Cara Berantas Pungli
Dengan demikian kasus-kasus sumbangan dan pungutan tidak lagi mewarnai pendidikan kita. Ada cukup banyak contoh kepala daerah yang menerapkan terobosan bantuak agar orang tua siswa tidak dikenai pungutan atau meringankan beban orang tua atas pendidikan. Ada yang mengeluarkan kebijakan BOS daerah (seperti BPMKS di Solo, KJP di Jakarta), ada yang melarang jual beli buku Latihan/Lembar Kerja Siswa (Purwakarta Jabar) dan lainnya. Contoh lebih bagus yaitu di Sukoharjo, yang membebaskan biaya pendidikan 12 tahun.

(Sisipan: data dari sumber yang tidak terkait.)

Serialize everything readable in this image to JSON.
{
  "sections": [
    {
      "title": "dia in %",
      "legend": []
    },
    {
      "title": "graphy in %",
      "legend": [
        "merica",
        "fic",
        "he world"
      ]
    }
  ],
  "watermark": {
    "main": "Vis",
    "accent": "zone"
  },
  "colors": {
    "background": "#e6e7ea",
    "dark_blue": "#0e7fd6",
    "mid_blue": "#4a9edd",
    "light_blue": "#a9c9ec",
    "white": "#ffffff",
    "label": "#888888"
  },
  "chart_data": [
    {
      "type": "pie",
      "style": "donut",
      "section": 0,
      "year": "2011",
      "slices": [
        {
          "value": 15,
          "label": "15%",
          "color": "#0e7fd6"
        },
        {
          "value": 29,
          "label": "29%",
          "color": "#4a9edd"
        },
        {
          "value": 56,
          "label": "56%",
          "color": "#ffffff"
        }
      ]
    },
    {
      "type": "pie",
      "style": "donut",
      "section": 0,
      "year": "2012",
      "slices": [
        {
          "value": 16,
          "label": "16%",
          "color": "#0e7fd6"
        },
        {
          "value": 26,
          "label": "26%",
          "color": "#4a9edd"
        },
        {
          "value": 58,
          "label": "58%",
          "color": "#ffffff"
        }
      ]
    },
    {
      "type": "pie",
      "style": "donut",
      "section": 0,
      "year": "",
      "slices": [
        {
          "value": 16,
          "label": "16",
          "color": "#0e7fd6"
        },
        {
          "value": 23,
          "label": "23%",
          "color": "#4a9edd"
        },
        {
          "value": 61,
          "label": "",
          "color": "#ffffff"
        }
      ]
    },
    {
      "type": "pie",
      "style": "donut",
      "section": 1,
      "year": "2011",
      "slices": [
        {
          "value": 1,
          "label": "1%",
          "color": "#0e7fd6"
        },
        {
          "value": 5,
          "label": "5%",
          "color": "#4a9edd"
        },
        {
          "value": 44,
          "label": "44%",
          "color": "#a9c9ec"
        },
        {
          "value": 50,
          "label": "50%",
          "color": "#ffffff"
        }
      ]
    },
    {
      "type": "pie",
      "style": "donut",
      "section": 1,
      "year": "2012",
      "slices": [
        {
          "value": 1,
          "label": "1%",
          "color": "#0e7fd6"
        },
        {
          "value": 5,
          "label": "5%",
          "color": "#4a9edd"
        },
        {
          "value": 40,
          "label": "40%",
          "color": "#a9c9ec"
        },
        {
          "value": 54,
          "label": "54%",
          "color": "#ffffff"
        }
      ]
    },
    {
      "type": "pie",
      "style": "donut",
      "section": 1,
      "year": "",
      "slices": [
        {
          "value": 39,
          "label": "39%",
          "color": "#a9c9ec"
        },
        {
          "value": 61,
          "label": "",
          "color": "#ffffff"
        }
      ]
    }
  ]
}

Kabupaten Sukoharjo mampu menjalankan pembelajaran hanya dengan mengandalkan BOS dari pemerintah pusat baik untuk SD hingga SMA. Sedangkan untuk SMK, Pemda mengucurkan bantuan Rp 250.000/siswa/tahun. Silahkan di cek, di Kabupaten Sukoharjo sama sekali tidak ada sumbangan/pungutan sekolah negeri dan tidak ditemukan uang pembangunan. Hanya seragam olahraga yang dibeli di sekolah. Orang tua bebas membeli seragam diluar sesuai dengan kemampuannya. Apakah sekolah tanpa sumbangan dan pungutan ini tidak berprestasi? Lihat saja dalam Ujian Nasional 2016. SMKN 1 Sukoharjo terbaik ke V, SMAN 1 jurusan IPS terbaik ke II, serta SMAN 1 jurusan bahasa terbaik I se Jateng.

Contoh diatas menggambarkan bahwa pendidikan yang membebaskan sumbangan maupun pungutan belum tentu tidak berkualitas. Pendidik telah mendapat tunjangan sertifikasi atau tambahan penghasilan baik dari APBN maupun APBD sehingga tidak ada lagi alasan konsentrasi mengajarnya terpecah karena kurangnya kesejahteraan. Sekolah juga tidak bisa beralasan kemampuan anak-anak tidak bisa meningkat karena tidak bisa menambah jam pelajaran. Itu dalih kuno.